Page is a not externally linkable
mikomido - 4:42 pm on Jul 27, 2007 (gmt 0)
For some reason, I find it very hard to believe that Google etc. would do this. Sounds illegal and fraudulent etc. Also, random elements and advertisements and all sorts of data could be different by nature between these requests, making it very dangerous to deem any two pages of the same URL even within the same minute an attempt to "cloak". But how would they be able to detect cloaking otherwise? FYI, I do cloaking (isn't it obvious?). But I only do it for things that should only be interesting to bots, such as certain META data and misc. other things that browsers never need. I don't see anything bad in this; I'm just trying to save bandwidth by not sending useless info to all clients. So... can you shed any light on this? Also, while I'm asking, why didn't HTTP include an "Is-robot" header? It would make things much easier.

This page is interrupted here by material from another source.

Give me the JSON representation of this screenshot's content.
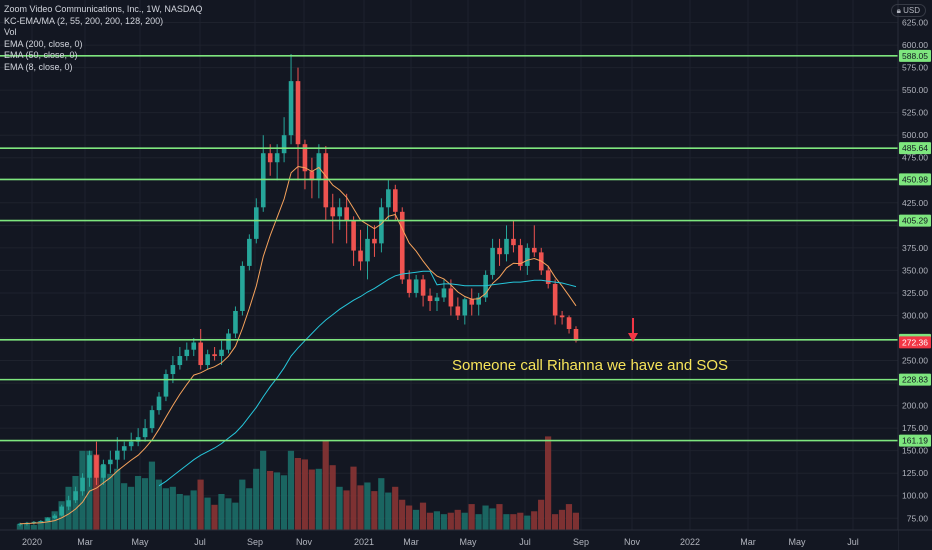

As it is now, we have to guess whether a request is from a robot or a human based on the User-agent. I currently do this by sniffing for "*bot*" and "*crawl*", but it's far from perfect, of course. Even if it's not part of HTTP, why don't nice (non-malicious) bots send "Is-bot: true" or something? Would help me and others a lot to save bandwidth.
How do search engines check cloaking? The only way this can be done is for the search engines' bots to crawl all pages TWICE regularly (instead of once), with a faked User-agent header (corresponding to MSIE 6) one of the times, and then compare the two pages and see if anything differs.